As closer to the rocks we drew
The storm in violent tumult grew …
Black cliffs rose high above our heads
Their lights had lured us to our deaths.
Like demons they were waiting there
To strip our sails and timber bare.
Soon all would sink beneath the waves
Or lie in shallow, sandy graves.
We fought and pleaded for our lives
Would no one heed our plaintive cries?
To journey home by weeping cross
All hopes and dreams would soon be lost.
Their hovellers broached upon the waves
The wreckers’ hearts were cold and brave.

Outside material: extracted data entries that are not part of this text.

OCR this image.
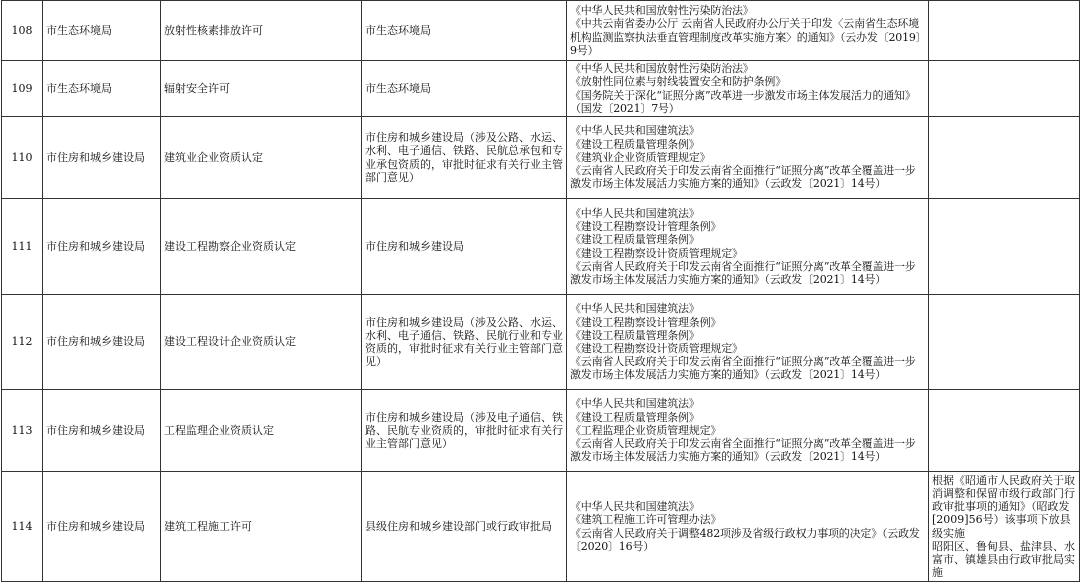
108	市生态环境局	放射性核素排放许可	市生态环境局	《中华人民共和国放射性污染防治法》
《中共云南省委办公厅 云南省人民政府办公厅关于印发〈云南省生态环境机构监测监察执法垂直管理制度改革实施方案〉的通知》（云办发〔2019〕9号）	
109	市生态环境局	辐射安全许可	市生态环境局	《中华人民共和国放射性污染防治法》
《放射性同位素与射线装置安全和防护条例》
《国务院关于深化“证照分离”改革进一步激发市场主体发展活力的通知》（国发〔2021〕7号）	
110	市住房和城乡建设局	建筑业企业资质认定	市住房和城乡建设局（涉及公路、水运、水利、电子通信、铁路、民航总承包和专业承包资质的，审批时征求有关行业主管部门意见）	《中华人民共和国建筑法》
《建设工程质量管理条例》
《建筑业企业资质管理规定》
《云南省人民政府关于印发云南省全面推行“证照分离”改革全覆盖进一步激发市场主体发展活力实施方案的通知》（云政发〔2021〕14号）	
111	市住房和城乡建设局	建设工程勘察企业资质认定	市住房和城乡建设局	《中华人民共和国建筑法》
《建设工程勘察设计管理条例》
《建设工程质量管理条例》
《建设工程勘察设计资质管理规定》
《云南省人民政府关于印发云南省全面推行“证照分离”改革全覆盖进一步激发市场主体发展活力实施方案的通知》（云政发〔2021〕14号）	
112	市住房和城乡建设局	建设工程设计企业资质认定	市住房和城乡建设局（涉及公路、水运、水利、电子通信、铁路、民航行业和专业资质的，审批时征求有关行业主管部门意见）	《中华人民共和国建筑法》
《建设工程勘察设计管理条例》
《建设工程质量管理条例》
《建设工程勘察设计资质管理规定》
《云南省人民政府关于印发云南省全面推行“证照分离”改革全覆盖进一步激发市场主体发展活力实施方案的通知》（云政发〔2021〕14号）	
113	市住房和城乡建设局	工程监理企业资质认定	市住房和城乡建设局（涉及电子通信、铁路、民航专业资质的，审批时征求有关行业主管部门意见）	《中华人民共和国建筑法》
《建设工程质量管理条例》
《工程监理企业资质管理规定》
《云南省人民政府关于印发云南省全面推行“证照分离”改革全覆盖进一步激发市场主体发展活力实施方案的通知》（云政发〔2021〕14号）	
114	市住房和城乡建设局	建筑工程施工许可	县级住房和城乡建设部门或行政审批局	《中华人民共和国建筑法》
《建筑工程施工许可管理办法》
《云南省人民政府关于调整482项涉及省级行政权力事项的决定》（云政发〔2020〕16号）	根据《昭通市人民政府关于取消调整和保留市级行政部门行政审批事项的通知》（昭政发[2009]56号）该事项下放县级实施
昭阳区、鲁甸县、盐津县、水富市、镇雄县由行政审批局实施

They’d trawl for bodies on the shores
May God have pity on our souls!
And some who lived would also die
A murdered man -the seagulls’ cry?
The captain’s daughter, too, was lost
On to a lonely bay was tossed.
They tore the earrings from her ears
Who shed for her a mother’s tears?
Our sails would patch their broken roofs
Their food was bought with plundered goods.
A bottle of claret would sate their thirst
And ne’er a word was spoke of us.
Their children slept by the lantern’s light
That drew us to our deaths that night.
A farthing or two my coat would bring
And who would boast my sovereign ring?
And no one knows where I was laid
Down where the wreckers’ children played.